The exhibition is the largest show of modern Latin American art to be presented in the United States. Its organiser, Waldo P. Rasmussen, who directs the International Program of the Museum of Modern Art, says the exhibition seeks to correct some of the injustices that Latin American artists have suffered in this century. The principal injustice, Rasmussen says, has been the lapse of a half-century since the Museum of Modern Art presented its last retrospective of Latin American art. Another has been the straitjacketing of Latin American artists into "contexts". "I haven't been interested in imposing any concept on the show. I have tried to deal with the work based on what the art is, rather than deciding that the most interesting art looks exotic, that it's surreal or that it's political. I'm not assuming that there is a simple Latin American identity that's shared by all these artists" says Rasmussen. Critics however have their doubts about the show's conception. The artists selected represent the status quo, they say, and countries such as Peru, Bolivia, Paraguay and Ecuador have been ignored, as have many young Cuban painters whose works have been shown widely in Mexico City and Miami. Rasmussen responds that he has not intended to represent countries, but artists. Other critics think that the show's reluctance to examine the various contexts for Latin American art is simply the lack of any organisational vision. This is the first exhibition Rasmussen has curated for MOMA. He is not a curator at the museum, nor is he part of the Department of Painting and Sculpture. Rasmussen's International Program organises special exhibitions outside the United States. Now, however, Rasmussen seeks to reach what he calls the growing public for Latin American art in the United States itself. "Our whole country is becoming aware that Latin America is within our borders, not just outside it", he said, "the Hispanic public in this city should be encouraged to see the show, it's part of their heritage". In France, the show's organisers did not make that kind of direct overture to Paris's large Spanish and Portuguese-speaking populations. Moreover, Latin Americans who attended a symposium held in conjunction with the exhibition at the Pompidou Centre were shocked to find that the event was conducted only in English and French.
The exhibition in New York will contain one hundred fewer works than in Seville, plus some special works that MOMA was able to borrow for the New York venue. Among them are two Frida Kahlo paintings from the Museum of Modern Art in Mexico City, as well as works from the MOMA collection that the museum considered too fragile to travel: Diego Rivera's Zapata fresco; Rivera's "Flower Festival"; Orozco's "Divebomber Tank" fresco; "The Jungle" by Wifredo Lam; and others.
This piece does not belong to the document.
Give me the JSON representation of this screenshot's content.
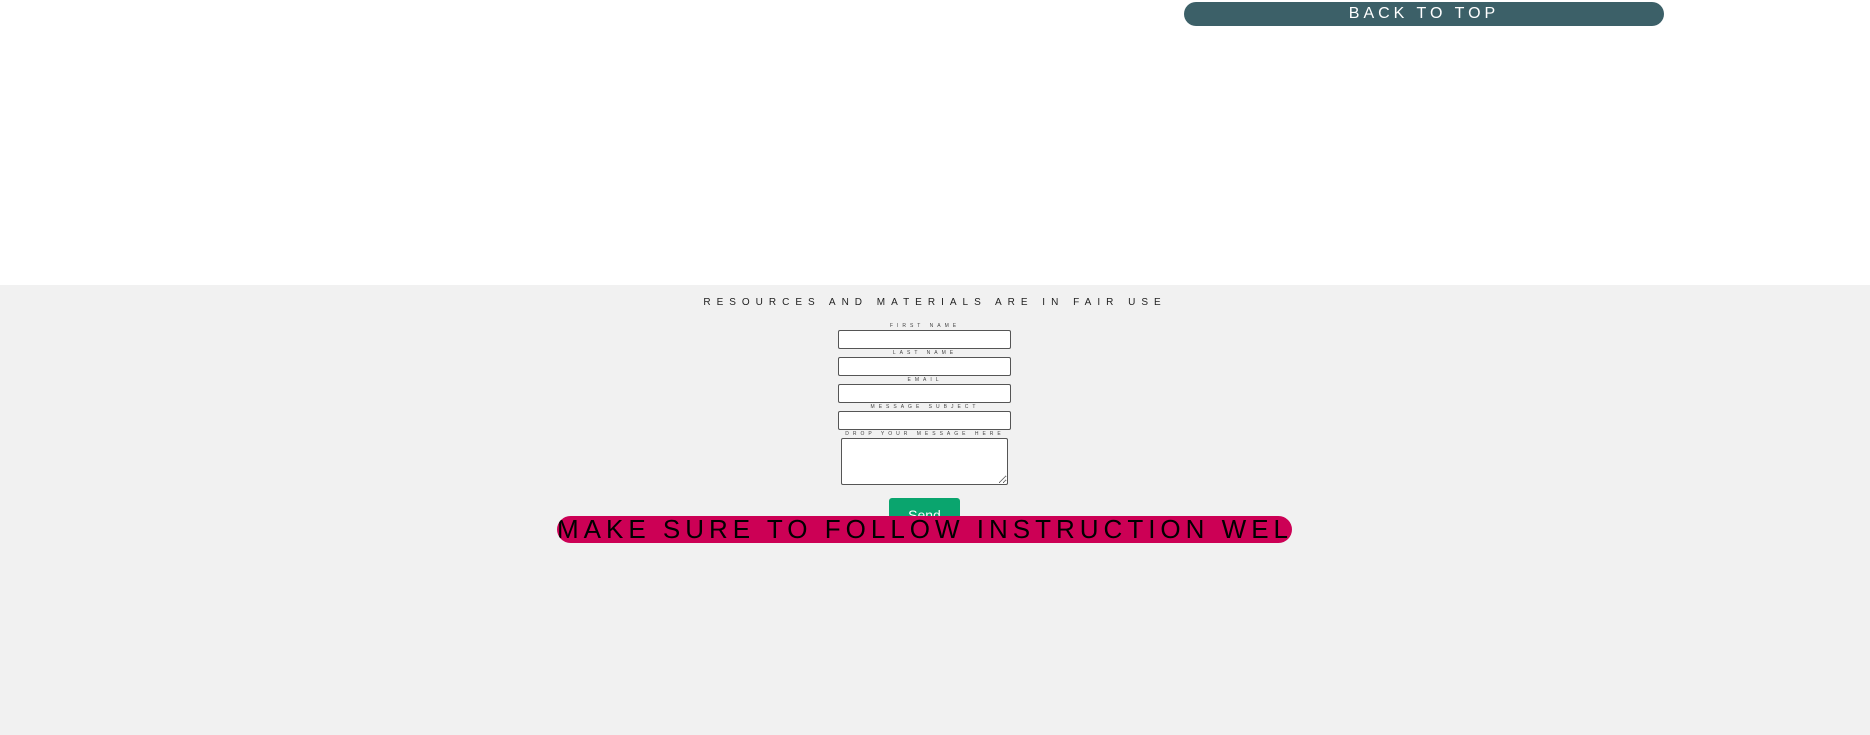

However, pictures loaned to Paris by the Rivera collector Dolores Olmedo will not be coming to New York. Rasmussen says Olmedo has given no explanation why she will not let the pictures to go MOMA. Other lenders may have similar misgivings, since vandals slashed several paintings just before the Paris show closed. At least one of those works, Francisco Toledo's "Woman persecuted by fishes" has been withdrawn from the exhibition. Ironically, Toledo had refused to lend any works from his own collection to the show, for fear that they might be damaged. The vandalised painting came from the Tamayo Museum in Mexico City.